The acquisition by Adobe, valued at $1.9 billion at $12 per share in an all-cash transaction, has received clearance from German competition authorities. However, proceedings are ongoing in the UK CMA. The strategic rationale behind this move is clear: while Adobe’s marketing cloud includes tools for content creation and distribution, it lacks a comprehensive framework for understanding the discovery of that content. Semrush fills this gap, and the Brand Visibility Framework serves as the intellectual backbone for its integration into Adobe’s product offerings.
Bill Wagner, who took over as Semrush’s CEO in March 2025, emphasized this transition, stating, 'Search Engine Optimisation remains essential, but marketers require new tools to navigate the ever-evolving AI visibility landscape.' Following this, the company rebranded in March, repositioning itself from merely an SEO toolkit to a 'brand visibility platform tailored for the AI-driven discovery era.'
Industry Response and Future Outlook
Semrush is not the only entity acknowledging this shift. Competitors such as Ahrefs have incorporated AI Overviews tracking into their Keywords Explorer, while Moz Pro has launched an AI Visibility feature in open beta. New startups like Lemrock are creating commerce layers specifically for AI agents, connecting retailers to AI models like ChatGPT and Claude through consolidated integrations. Some retailers have reported traffic declines of up to 30% as consumer queries increasingly transition from Google to AI systems.

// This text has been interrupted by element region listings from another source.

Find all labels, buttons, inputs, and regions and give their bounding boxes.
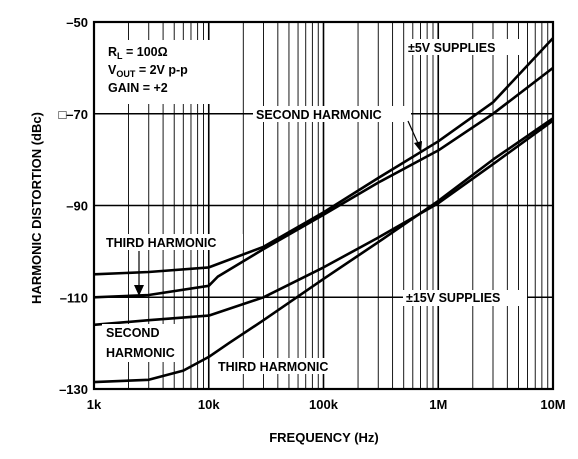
- series-line-3: [93, 119, 554, 327]
- plot-frame: [92, 20, 555, 391]
- label-third-harmonic-15v-background: [215, 358, 355, 374]
- x-tick-label: 1M: [429, 397, 447, 412]
- label-third-harmonic-5v-background: [103, 234, 243, 250]
- y-tick-label: –90: [66, 199, 88, 214]
- condition-gain: GAIN = +2: [108, 81, 168, 95]
- label-15v-background: [403, 290, 527, 306]
- y-tick-label: –50: [66, 15, 88, 30]
- condition-vout: VOUT = 2V p-p: [108, 63, 188, 79]
- y-tick-label: –130: [59, 382, 88, 397]
- arrow-head-third-harmonic-5v: [134, 285, 144, 296]
- label-15v-supplies: ±15V SUPPLIES: [406, 291, 500, 305]
- label-5v-supplies: ±5V SUPPLIES: [408, 41, 495, 55]
- y-tick-label: –110: [60, 290, 88, 305]
- y-axis-label: HARMONIC DISTORTION (dBc): [29, 112, 44, 304]
- y-tick-label: □–70: [58, 107, 88, 122]
- arrow-head-second-harmonic-5v: [414, 141, 422, 152]
- label-second-harmonic-5v-background: [253, 106, 411, 122]
- label-third-harmonic-15v: THIRD HARMONIC: [218, 360, 328, 374]
- x-tick-label: 10M: [540, 397, 565, 412]
- label-second-harmonic-15v-background: [102, 324, 182, 362]
- annotations: RL = 100Ω VOUT = 2V p-p GAIN = +2 ±5V SU…: [102, 39, 527, 374]
- x-tick-label: 10k: [198, 397, 220, 412]
- label-second-harmonic-5v: SECOND HARMONIC: [256, 108, 382, 122]
- series-line-4: [93, 117, 554, 384]
- x-tick-label: 1k: [87, 397, 102, 412]
- tick-labels: 1k 10k 100k 1M 10M –50 □–70 –90 –110 –130: [58, 15, 565, 412]
- series-line-1: [93, 37, 554, 276]
- condition-rl: RL = 100Ω: [108, 45, 168, 61]
- label-second-harmonic-15v-line2: HARMONIC: [106, 346, 175, 360]
- label-third-harmonic-5v: THIRD HARMONIC: [106, 236, 216, 250]
- label-5v-background: [405, 39, 521, 55]
- series-line-2: [93, 66, 554, 299]
- x-tick-label: 100k: [309, 397, 339, 412]
- conditions-background: [104, 40, 214, 104]
- series-lines: [93, 37, 554, 384]
- label-second-harmonic-15v-line1: SECOND: [106, 326, 159, 340]
- x-axis-label: FREQUENCY (Hz): [269, 430, 379, 445]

The framework's pivotal research finding highlights the organizational importance of aligning search and AI optimization efforts. Among teams that are fully aligned, 55% reported brand visibility as 'clearly measurable and actionable.' In contrast, this figure drops to 15.5% for partially aligned teams. Furthermore, siloed teams managing SEO, content, and AI strategies separately noted a rate of 24.6% for viewing AI visibility as 'very difficult to measure.' This emphasizes that the challenges are structural rather than solely technological; many marketing organizations are not equipped to manage visibility across fundamentally different systems.
The European Commission’s recent findings under the Digital Markets Act have classified AI chatbots with search functionalities alongside traditional search engines, signaling a regulatory recognition of the blurring lines between 'search' and 'AI answers' in both policy and practice. For brands, the critical question is no longer if AI search will alter their discovery but whether they will be discovered at all.
While Semrush’s framework does not provide a definitive answer, it effectively articulates the problem, offers a metrics system for tracking it, and presents an organizational model for addressing it. The success of this model in the real-world context of AI systems will determine if the Brand Visibility Framework becomes a genuine strategic standard or merely an elaborate product launch under the guise of thought leadership.